Author(s): Alexandre Dumas
In 1844, Alexandre Dumas published The Three Musketeers, a novel so famous and still so popular today that it scarcely needs introduction. Shortly thereafter he wrote a sequel, Twenty Years After, that resumed the adventures of his swashbuckling heroes.
Later, toward the end of his career, Dumas wrote The Red Sphinx, another direct sequel to The Three Musketeers that begins, not twenty years later, but a mere twenty days afterward. The Red Sphinx picks up right where the The Three Musketeers left off, continuing the stories of Cardinal Richelieu, Queen Anne, and King Louis XIII--and introducing a charming new hero, the Comte de Moret, a real historical figure from the period. A young cavalier newly arrived in Paris, Moret is an illegitimate son of the former king, and thus half-brother to King Louis. The French Court seethes with intrigue as king, queen, and cardinal all vie for power, and young Moret soon finds himself up to his handsome neck in conspiracy, danger--and passionate romance!
Dumas wrote seventy-five chapters of The Red Sphinx, all for serial publication, but he never quite finished it, and so the novel languished for almost a century before its first book publication in France in 1946. While Dumas never completed the book, he had earlier written a separate novella, The Dove, that recounted the final adventures of Moret and Cardinal Richelieu.
Now for the first time, in one cohesive narrative, The Red Sphinx and The Dove make a complete and satisfying storyline--a rip-roaring novel of historical adventure, heretofore unknown to English-language readers, by the great Alexandre Dumas, king of the swashbucklers.
One of the most famous French writers of the nineteenth century, Alexandre Dumas (1802-1870) first achieved success in the literary world a playwright, before turning his hand to writing novels.

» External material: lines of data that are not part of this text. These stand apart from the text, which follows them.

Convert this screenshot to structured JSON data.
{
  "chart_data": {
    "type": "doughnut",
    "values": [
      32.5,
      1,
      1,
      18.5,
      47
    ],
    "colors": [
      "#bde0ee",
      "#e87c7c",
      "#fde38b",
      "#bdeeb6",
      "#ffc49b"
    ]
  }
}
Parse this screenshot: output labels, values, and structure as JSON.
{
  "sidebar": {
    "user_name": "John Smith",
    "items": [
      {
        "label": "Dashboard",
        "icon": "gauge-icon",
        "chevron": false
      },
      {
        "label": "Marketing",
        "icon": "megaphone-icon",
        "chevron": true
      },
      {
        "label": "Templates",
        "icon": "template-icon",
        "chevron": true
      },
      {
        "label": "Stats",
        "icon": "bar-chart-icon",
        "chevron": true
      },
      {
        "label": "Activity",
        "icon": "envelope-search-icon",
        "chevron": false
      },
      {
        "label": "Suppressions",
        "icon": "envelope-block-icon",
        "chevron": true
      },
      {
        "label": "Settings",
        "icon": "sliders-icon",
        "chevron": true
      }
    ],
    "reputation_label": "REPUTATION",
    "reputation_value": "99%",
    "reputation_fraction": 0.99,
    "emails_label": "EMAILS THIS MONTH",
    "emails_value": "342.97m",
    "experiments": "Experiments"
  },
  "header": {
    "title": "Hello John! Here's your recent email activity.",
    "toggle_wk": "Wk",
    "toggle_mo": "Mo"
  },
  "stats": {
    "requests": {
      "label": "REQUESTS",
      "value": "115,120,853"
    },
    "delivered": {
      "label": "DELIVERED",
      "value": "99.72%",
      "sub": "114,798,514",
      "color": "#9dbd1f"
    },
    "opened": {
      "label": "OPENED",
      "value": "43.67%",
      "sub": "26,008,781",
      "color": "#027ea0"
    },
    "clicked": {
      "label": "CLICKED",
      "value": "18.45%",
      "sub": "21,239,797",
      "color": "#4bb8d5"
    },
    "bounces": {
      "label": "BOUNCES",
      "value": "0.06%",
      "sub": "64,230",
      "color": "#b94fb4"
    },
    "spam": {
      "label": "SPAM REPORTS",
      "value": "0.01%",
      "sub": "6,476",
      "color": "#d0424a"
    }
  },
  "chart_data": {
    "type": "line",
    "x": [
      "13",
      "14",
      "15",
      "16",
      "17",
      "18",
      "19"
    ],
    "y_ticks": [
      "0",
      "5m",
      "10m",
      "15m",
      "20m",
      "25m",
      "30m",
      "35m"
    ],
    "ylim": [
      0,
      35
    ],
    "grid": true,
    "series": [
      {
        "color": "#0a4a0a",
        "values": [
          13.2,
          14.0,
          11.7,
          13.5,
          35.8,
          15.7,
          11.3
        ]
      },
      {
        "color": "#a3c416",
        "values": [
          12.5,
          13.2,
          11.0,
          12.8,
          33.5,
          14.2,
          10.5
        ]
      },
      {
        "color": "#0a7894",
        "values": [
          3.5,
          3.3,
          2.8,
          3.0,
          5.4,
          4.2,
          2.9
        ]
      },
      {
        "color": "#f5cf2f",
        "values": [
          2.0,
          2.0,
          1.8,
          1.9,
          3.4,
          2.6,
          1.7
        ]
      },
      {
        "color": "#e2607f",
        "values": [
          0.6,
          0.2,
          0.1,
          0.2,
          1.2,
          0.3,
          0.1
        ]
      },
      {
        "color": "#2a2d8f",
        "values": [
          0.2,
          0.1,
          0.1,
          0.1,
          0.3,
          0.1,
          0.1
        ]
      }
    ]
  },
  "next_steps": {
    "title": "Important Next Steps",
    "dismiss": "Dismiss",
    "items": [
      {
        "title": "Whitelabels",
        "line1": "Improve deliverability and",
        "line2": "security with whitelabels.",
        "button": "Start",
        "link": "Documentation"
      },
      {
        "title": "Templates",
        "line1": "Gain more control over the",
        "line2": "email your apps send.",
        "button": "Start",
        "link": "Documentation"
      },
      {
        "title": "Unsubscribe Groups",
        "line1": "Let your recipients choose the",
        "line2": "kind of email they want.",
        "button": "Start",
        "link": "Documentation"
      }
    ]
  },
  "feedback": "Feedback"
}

In two years from 1844 to 1855, he published two enormous books, The Count of Monte Cristo and The Three Musketeers. Both novels have sold millions of copies worldwide. Lawrence Ellsworth is the pen name of Lawrence Schick. He began his career as a writer at TSR Hobbies, where he was instrumental in the early popularity of the role-playing game "Dungeons & Dragons." His long career in games publishing includes the role of Executive Director of Interactive Entertainment at AOL in the late 1990s, and he continues to work as a lead writer in online role-playing games. An authority on historical adventure fiction, Ellsworth was the editor of the 2014 anthology The Big Book of Swashbuckling Adventure, and the translator of Alexandre Dumas's The Red Sphinx, a forgotten sequel to The Three Musketeers. He lives in northern Maryland.